Ethical considerations
This study was approved by the Research Ethics Board at McMaster University. All participation in this study will be voluntary. Organizational consent from each case will be obtained, as well as informed consent from all participants (Burns and Grove, Reference Burns and Grove2005). All data will remain confidential and identifying information will be removed (Burns and Grove, Reference Burns and Grove2005). There is a small possibility that due to the specialization of the organizations providing transgender services they may be recognizable to some local readers of the study findings. This will be discussed with the directors of these organizations as well as all participants in the consent and prior to any released reports.
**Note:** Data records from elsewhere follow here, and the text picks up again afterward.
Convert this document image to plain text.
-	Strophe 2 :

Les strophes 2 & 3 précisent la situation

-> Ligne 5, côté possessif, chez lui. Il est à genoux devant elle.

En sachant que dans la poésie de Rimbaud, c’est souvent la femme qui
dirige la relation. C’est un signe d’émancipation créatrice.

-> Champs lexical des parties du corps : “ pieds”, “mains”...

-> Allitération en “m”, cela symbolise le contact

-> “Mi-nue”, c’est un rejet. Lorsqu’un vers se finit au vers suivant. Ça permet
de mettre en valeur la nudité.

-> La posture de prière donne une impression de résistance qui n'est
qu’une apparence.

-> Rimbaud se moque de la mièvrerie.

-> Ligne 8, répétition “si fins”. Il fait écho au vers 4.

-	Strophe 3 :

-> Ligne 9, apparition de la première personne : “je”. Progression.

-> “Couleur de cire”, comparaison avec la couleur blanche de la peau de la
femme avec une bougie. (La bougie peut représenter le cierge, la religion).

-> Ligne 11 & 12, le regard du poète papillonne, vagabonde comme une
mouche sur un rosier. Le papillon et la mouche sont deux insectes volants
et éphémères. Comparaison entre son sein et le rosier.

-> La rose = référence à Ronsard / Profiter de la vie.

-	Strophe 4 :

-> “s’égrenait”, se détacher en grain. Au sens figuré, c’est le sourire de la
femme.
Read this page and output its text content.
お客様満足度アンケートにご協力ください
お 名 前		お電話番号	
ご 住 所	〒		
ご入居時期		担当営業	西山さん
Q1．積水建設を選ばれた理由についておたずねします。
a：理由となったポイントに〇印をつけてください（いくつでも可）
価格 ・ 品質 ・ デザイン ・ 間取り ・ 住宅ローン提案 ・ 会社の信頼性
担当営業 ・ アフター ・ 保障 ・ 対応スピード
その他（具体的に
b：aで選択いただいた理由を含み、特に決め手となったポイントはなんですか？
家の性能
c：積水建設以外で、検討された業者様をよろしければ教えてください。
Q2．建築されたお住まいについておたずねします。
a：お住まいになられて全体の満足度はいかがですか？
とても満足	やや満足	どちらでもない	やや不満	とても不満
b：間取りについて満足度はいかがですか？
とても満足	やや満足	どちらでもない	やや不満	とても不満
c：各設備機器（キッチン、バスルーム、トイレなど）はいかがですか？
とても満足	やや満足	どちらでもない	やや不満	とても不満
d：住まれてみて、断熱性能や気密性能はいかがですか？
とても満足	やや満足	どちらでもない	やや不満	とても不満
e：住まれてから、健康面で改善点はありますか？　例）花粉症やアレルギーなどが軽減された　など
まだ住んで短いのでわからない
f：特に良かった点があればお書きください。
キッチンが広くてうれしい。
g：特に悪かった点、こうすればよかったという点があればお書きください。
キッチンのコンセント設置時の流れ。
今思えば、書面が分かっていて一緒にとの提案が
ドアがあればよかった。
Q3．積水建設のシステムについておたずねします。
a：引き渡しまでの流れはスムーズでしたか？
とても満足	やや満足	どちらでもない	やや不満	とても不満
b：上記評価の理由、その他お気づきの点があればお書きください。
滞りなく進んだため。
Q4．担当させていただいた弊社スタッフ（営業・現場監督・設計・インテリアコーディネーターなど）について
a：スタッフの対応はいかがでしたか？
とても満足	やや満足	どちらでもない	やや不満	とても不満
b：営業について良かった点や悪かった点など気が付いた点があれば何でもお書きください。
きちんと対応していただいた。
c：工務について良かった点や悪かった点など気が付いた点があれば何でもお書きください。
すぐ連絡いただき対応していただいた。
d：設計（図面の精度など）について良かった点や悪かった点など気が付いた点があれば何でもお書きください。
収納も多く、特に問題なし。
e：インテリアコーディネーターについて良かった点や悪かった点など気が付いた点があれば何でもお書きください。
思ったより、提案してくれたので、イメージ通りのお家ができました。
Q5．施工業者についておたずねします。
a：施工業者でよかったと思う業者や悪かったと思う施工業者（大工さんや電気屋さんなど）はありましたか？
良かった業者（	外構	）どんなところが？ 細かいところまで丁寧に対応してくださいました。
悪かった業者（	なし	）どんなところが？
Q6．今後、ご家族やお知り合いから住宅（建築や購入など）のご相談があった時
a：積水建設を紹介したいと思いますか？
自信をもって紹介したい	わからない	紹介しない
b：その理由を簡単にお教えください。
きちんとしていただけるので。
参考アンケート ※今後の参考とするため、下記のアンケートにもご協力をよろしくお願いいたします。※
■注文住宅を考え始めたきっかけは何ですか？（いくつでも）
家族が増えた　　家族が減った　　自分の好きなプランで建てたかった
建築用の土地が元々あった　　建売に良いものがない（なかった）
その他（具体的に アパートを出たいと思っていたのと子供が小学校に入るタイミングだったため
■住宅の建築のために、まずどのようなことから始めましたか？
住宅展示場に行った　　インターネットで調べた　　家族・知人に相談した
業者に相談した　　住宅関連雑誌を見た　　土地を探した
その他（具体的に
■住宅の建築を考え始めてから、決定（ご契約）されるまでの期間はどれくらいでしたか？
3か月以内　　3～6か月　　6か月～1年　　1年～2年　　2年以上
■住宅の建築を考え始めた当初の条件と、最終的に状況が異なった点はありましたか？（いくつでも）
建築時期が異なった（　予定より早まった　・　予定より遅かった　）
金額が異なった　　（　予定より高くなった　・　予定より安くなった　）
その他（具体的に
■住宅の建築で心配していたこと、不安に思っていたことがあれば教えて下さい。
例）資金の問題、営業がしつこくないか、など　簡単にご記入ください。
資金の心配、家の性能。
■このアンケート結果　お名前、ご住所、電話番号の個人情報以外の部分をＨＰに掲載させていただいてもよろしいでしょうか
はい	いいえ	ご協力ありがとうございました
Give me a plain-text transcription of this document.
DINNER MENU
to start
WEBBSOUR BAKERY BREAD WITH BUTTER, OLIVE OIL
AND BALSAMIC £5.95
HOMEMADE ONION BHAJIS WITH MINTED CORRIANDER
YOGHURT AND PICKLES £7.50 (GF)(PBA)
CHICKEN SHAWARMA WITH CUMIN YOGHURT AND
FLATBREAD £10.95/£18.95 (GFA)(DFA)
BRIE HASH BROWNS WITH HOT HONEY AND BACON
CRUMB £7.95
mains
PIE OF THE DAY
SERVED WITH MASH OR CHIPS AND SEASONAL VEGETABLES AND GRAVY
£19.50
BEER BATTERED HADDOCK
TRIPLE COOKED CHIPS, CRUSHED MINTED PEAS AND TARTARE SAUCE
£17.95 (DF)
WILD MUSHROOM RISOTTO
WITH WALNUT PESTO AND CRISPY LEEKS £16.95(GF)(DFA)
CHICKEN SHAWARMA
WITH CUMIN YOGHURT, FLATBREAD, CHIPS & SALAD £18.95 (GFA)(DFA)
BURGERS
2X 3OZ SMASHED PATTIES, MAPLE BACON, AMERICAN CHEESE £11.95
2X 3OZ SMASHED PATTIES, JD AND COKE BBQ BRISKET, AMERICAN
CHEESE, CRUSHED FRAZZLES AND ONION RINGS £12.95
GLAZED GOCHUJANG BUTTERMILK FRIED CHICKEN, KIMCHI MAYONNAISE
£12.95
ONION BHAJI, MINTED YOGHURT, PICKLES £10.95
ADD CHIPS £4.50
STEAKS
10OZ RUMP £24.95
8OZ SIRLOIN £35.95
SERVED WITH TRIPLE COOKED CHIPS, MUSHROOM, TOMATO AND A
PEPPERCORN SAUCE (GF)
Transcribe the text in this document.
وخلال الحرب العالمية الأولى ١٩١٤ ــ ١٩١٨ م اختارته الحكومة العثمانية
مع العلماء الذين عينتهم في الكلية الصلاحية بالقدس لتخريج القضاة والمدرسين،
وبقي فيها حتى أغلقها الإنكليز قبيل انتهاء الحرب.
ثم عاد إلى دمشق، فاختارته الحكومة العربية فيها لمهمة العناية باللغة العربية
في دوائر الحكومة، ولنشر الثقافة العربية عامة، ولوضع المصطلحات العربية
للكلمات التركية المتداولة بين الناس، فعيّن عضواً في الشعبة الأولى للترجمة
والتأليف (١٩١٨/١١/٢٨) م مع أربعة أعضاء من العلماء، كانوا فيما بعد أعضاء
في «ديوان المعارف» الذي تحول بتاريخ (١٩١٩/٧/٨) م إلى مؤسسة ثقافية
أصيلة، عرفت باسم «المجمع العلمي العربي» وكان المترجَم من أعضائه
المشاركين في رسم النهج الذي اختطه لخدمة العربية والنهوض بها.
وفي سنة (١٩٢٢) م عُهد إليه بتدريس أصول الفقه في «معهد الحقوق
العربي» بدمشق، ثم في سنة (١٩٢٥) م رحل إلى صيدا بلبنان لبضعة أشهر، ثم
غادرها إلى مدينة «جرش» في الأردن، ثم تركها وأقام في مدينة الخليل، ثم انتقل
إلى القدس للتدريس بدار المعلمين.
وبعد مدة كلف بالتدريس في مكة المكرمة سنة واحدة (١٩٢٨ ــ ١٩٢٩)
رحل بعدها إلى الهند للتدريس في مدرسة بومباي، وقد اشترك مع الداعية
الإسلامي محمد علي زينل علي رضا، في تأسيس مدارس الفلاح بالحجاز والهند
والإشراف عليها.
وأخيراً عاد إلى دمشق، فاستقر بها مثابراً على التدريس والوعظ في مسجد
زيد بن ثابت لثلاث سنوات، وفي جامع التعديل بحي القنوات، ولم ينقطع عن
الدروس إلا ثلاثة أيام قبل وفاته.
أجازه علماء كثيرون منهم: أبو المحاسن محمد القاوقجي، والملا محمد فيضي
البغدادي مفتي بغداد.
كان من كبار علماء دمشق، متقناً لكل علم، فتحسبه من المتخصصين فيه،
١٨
The potential benefits of participating in the study will be outlined to the participants, including the use of information from this study to develop and improve the provision of primary health care to transgender individuals.
Limitations
Several limitations need to be considered. This study will explore three cases; therefore, results may not be transferrable to organizations in different contexts. However, a thick description of each case will permit readers to determine the relevance of the results to their setting. Similarly, this study will only explore three primary care models; thus, results may not be transferable to other primary care models. The study will only explore the delivery of care for transgender adults and therefore may not be transferrable to the pediatric population. The delivery and implementation of transgender care will only be explored retrospectively at one point in time which limits the understanding of implementation over time and has the potential for recall bias. Further, practitioners who may have been instrumental in the implementation may have left the organization.
Conclusion
This study aims to advance our knowledge of the implementation and delivery of primary care services for transgender individuals. In addition, we aim to identify implications for primary care practice. The results of this study may be used to inform primary care practice, which may include the need for improved primary care practitioner education. Improving access to primary care services for transgender adults will further reduce the barriers they experience accessing the health-care system.
Financial Support
This work is supported by the Dorothy C. Hall Chair in Primary Health Care in Nursing and the Transdisciplinary Understanding and Training on Research Primary Health Care trainee award.
Conflict of interest
None.
Ethics approval and consent to participate
This study proposal received ethics approval from the Research Ethics Board at McMaster University project #3751. All participation in this study is voluntary. Written consent for all participants will be obtained.